Allies to Bernie Sanders say the Vermont Independent senator is increasingly likely to make a second bid for the White House in 2020 — once again as a Democrat.
“I expect him to run,” said Larry Cohen, the chairman of Our Revolution, a movement formed by Sanders operatives after their candidate lost the Democratic primary to Hillary Clinton in 2016.
I wondered if Bernie Sanders would prefer to be king-maker rather than the king in 2020 — sit back, let the various candidates court his endorsement, let him probe them on how they would enact the agenda he prefers, and then anoint someone like Elizabeth Warren as his rightful successor.
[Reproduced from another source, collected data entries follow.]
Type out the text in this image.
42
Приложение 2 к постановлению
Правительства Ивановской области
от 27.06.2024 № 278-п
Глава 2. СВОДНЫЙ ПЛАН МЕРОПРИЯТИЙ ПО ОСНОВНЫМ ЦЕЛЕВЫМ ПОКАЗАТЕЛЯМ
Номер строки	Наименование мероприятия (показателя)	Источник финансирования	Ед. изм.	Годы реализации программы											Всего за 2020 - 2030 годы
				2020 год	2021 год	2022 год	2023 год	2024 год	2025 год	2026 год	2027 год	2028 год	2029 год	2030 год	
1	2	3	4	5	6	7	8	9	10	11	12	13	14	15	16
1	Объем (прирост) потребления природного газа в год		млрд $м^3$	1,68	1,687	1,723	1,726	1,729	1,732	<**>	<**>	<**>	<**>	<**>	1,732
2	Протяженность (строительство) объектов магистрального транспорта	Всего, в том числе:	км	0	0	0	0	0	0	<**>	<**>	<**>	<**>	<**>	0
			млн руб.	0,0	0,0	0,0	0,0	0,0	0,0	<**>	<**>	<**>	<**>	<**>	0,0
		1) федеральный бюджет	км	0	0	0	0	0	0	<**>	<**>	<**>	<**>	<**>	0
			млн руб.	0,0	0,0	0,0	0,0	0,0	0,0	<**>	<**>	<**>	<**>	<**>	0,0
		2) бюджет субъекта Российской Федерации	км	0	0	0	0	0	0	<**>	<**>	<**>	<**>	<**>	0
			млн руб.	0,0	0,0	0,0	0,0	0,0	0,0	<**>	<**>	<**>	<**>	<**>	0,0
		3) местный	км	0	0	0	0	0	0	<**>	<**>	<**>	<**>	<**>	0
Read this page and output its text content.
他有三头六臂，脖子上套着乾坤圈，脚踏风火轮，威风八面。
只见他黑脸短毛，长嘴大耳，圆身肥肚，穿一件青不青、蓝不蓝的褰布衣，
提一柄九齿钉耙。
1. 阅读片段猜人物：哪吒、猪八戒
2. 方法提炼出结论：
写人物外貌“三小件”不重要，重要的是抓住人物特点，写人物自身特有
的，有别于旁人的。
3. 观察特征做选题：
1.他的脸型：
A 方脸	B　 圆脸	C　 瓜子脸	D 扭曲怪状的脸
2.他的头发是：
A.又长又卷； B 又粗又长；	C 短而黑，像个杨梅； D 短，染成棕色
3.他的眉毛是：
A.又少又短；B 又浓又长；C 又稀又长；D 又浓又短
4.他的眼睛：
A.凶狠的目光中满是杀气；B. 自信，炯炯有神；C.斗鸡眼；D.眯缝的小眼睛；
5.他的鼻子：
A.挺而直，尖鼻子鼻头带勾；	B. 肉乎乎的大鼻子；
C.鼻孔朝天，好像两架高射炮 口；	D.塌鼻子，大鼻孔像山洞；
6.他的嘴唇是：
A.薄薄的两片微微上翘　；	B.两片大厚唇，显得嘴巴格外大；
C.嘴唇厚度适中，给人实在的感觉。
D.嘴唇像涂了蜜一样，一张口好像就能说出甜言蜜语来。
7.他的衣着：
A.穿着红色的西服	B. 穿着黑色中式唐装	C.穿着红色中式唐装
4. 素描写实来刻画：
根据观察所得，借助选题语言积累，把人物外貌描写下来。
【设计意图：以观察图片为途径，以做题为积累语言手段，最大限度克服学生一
Sanders is four and a half years older than President Trump. The Vermont senator just turned 77 and, if nominated, would be 79 on the campaign trail in the general election. (How much do you think the questions about health were a factor in Hillary Clinton’s defeat in 2016?) And there have to be more than a few Clinton supporters who blame Sanders in part for her defeat.
ADDENDA: The New York Times continues to live down to its critics’ accusations.
Headline on a piece: Nikki Haley’s View of New York Is Priceless. Her Curtains? $52,701.
The sixth paragraph: “A spokesman for Ms. Haley said plans to buy the curtains were made in 2016, during the Obama administration. Ms. Haley had no say in the purchase, he said.”